FORTALEZA, Brazil – April 1st Street is directly opposite Arena Castelao, but looks like it could be a lot further away from the imposing 63,000-seat reflective glass-and-steel stadium.
Many of the lived-in houses look half-built, and most of its residents had little hope of getting a ticket to Tuesday's Brazil-Mexico match in this northeastern city — priced roughly equivalent of a month's pay on minimum wage.
But the party has been underway for days.
Brazil flags are sprayed on the wall — with the country's motto 'Order and Progress' filled in by brush — and lines of yellow-and-green paper flags are strung overhead for about 200 meters.
Corner store owner Carlos da Silva didn't help put up the decorations, but paid a hefty contribution.
"Everybody helps a bit. People are excited that Brazil is playing in our city," says da Silva, sitting behind the cash register, as people wander in an out to watch the afternoon match on his TV.
"We have our own party."
Most of the people here prefer to celebrate near their home than take a crowded bus downtown, where the official fan-zone is located on the tower-block lined ocean front.

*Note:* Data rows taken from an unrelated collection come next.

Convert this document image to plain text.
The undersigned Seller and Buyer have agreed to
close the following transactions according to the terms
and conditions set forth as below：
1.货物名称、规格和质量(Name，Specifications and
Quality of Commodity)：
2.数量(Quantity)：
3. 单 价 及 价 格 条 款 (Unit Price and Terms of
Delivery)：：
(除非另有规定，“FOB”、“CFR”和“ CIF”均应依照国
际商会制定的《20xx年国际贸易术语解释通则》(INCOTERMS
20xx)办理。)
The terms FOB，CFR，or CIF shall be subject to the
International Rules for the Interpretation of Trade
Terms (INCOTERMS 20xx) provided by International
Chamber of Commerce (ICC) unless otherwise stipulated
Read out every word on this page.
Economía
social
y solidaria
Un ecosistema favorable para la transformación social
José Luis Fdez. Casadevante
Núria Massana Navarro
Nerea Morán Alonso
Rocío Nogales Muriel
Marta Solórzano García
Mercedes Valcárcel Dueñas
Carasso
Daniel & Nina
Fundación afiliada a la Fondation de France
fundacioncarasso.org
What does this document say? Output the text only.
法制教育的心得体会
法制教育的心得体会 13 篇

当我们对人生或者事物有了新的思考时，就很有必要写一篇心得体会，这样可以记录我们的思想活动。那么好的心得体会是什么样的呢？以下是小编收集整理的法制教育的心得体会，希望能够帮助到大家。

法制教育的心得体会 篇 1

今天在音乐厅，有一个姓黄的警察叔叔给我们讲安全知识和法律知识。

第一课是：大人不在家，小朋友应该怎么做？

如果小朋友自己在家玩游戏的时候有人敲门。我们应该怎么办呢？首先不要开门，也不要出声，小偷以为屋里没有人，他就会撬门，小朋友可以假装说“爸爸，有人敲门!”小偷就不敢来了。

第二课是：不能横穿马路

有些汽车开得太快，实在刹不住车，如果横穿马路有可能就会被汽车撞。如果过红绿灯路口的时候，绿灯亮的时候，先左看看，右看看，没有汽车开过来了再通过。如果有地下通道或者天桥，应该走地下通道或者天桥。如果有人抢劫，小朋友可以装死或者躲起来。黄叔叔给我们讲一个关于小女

It's the same across the country, where streets in mostly run-down city neighborhoods are brightly decorated for the World Cup, with old CDs, balloons and children's' footballs added to the terrace-to-terrace bunting, next to newly-painted murals of the tournament mascot Fuleco, and national coach Luis Felipe Scolari.
Overnight, broad green-and-yellow stripes appear on the side of construction sites, occasionally coming with a hand-painted message of racial tolerance or religious devotion.
"It's always been like this at World Cups. The decorations are nothing new. People like to enjoy themselves," said Brazilian-born Humberto Veras, who traveled to Fortaleza from his home in Redwood, California.
Veras joined Brazil and Mexico fans outside Arena Castelao on Tuesday, playing a small drum, as local residents joined ticket-holders for an impromptu party, where hotdog and burger sellers set up shop out of the trunk of their cars, and vendors offered Brazil shirts pinned to clothing lines.
Brazil captain Thiago Silva thanked Fortaleza's residents for the reception they received before the two teams played out an exciting 0-0 draw.
"There way we were welcomed here in the northeast has been amazing. We really feel at home. All of this makes us very motivated," he said before the game.
"When you sing the national anthem, hug the person next to you. Sing it with us, and we will feel you beside us when we are playing."